Partie III
Le développement durable, un défi sociétal

Le développement durable a perforé la sphère scolaire. Il figure moins de 20 ans après sa formalisation (1987), dans les programmes scolaires comme un savoir à enseigner. La nature et le statut des savoirs scolaires sont bien différents de ceux des savoirs scientifiques. Les premiers, conformément à la culture et à la forme scolaire, sont établis, exempts de controverses scientifiques. Ils sont également décontextualisés. C’est à ce prix que le développement durable est devenu un savoir à enseigner et un savoir enseigné. Dans le contexte scientifique, le statut du développement durable pose question et à plusieurs titres. C’est l’objet du premier chapitre de cette partie.

Le développement durable n’a pas le profil standard d’un savoir scientifique puisqu’il n’est pas affilié à une seule discipline. Il a émergé des impasses des deux sciences dont l’objet est l’Oïkos : l’économie et l’écologie. Ces disciplines ne sont parvenues à définir un paradigme qui leur permette de penser leur objet sans se heurter l’une à l’autre. L’économie ne parvient pas à penser la richesse et son accroissement sans prendre en compte le milieu. L’écologie ne peut pas non plus faire l’économie de l’homme et de son action sur le milieu. Le développement durable a ainsi émergé de l’impensé disciplinaire. C’est un hybride qui résulte des limites de la science moderne (MORIN E., 1990 ; LATOUR B., 1991).

Le développement durable appelle ainsi à un nouveau travail scientifique qui ne morcèle plus le savoir en discipline. Il invite à penser les objets de manière transdisciplinaire dans une approche complexe. Constitue t-il pour autant une révolution scientifique au sens kuhnien du terme (KUHN T., 1962) ? Rien n’est moins sûr. Nous verrons au travers de l’exemple de la géographie que le développement durable est récupéré par les disciplines sans parvenir à les transcender. Il reste à l’état d’un savoir pratique et contextualisé sans parvenir à trouver une cohérence théorique globale.

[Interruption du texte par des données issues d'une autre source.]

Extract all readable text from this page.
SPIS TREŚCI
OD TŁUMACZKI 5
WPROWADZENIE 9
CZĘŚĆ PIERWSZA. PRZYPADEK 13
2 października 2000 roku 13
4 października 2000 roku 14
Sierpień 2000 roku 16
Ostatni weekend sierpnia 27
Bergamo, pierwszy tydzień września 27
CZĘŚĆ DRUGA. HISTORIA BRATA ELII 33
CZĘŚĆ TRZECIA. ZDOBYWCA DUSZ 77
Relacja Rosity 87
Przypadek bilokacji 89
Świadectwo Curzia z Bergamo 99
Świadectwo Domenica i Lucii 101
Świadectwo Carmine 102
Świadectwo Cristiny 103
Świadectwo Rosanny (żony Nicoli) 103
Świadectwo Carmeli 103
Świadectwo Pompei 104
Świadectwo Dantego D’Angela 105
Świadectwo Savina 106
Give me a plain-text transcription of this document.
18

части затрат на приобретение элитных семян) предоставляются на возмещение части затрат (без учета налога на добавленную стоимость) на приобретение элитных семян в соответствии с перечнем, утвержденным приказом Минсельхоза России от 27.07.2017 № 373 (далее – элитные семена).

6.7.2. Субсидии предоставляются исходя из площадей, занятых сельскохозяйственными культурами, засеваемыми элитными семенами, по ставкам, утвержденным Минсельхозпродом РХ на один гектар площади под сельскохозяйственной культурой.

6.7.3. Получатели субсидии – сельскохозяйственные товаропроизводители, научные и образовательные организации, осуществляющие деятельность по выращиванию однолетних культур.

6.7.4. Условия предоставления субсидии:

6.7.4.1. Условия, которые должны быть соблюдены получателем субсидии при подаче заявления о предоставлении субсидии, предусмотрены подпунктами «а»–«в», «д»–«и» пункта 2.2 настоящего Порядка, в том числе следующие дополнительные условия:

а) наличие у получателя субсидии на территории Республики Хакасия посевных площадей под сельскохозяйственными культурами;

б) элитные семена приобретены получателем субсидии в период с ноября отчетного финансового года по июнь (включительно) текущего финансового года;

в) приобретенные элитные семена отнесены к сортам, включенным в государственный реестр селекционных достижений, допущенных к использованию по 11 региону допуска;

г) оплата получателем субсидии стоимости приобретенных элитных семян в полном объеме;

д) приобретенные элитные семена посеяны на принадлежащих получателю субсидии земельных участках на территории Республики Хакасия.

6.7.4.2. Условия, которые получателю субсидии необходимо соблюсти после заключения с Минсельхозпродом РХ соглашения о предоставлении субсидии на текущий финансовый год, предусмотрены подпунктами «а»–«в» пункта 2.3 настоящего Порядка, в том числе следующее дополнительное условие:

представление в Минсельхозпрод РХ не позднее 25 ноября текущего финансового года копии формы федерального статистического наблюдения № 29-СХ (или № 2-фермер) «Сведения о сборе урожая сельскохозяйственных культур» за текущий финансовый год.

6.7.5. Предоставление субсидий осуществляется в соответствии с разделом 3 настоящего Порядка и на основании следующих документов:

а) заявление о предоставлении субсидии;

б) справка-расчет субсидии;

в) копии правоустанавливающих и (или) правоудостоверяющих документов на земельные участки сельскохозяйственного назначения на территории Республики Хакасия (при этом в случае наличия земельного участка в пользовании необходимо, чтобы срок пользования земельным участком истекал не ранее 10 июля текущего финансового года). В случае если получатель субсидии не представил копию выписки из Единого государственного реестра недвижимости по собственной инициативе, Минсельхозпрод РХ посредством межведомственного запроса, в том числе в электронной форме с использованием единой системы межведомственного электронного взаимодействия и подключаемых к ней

Sans avoir atteint un certain degré d’abstraction, le développement durable reste une multiplication d’exemples sur lesquels seuls des experts peuvent se prononcer C’est ce qui l’empêche d’accéder au statut de concept. Le développement durable a un statut scientifique incertain.

Le développement durable n’est pas qu’un objet scientifique, c’est aussi un objet politique. Nous l’avons déjà montré dans la première partie. Il est donc à l’interface entre le scientifique et le politique. A cette interface, surgissent des paradoxes qui traduisent les contradictions de la notion. En proposant une nouvelle forme de travail scientifique, le développement durable contient en germe une nouvelle forme de démocratie, la démocratie participative. Cependant, en restant dans un état de notion, il laisse la part belle aux experts, seuls capables de comprendre les détails techniques des réalisations entreprises dans une perspective de développement durable. De la même manière, la contingence du développement durable occupe toute la place et nous empêche de nous poser les bonnes questions. Quelle société voulons-nous demain ? Qui va la construire ? Avec quels moyens ?

Là où le développement durable échoue, l’éducation au développement durable fait illusion mais se retrouve dans les mêmes impasses. C’est ce que nous montrerons le chapitre 7.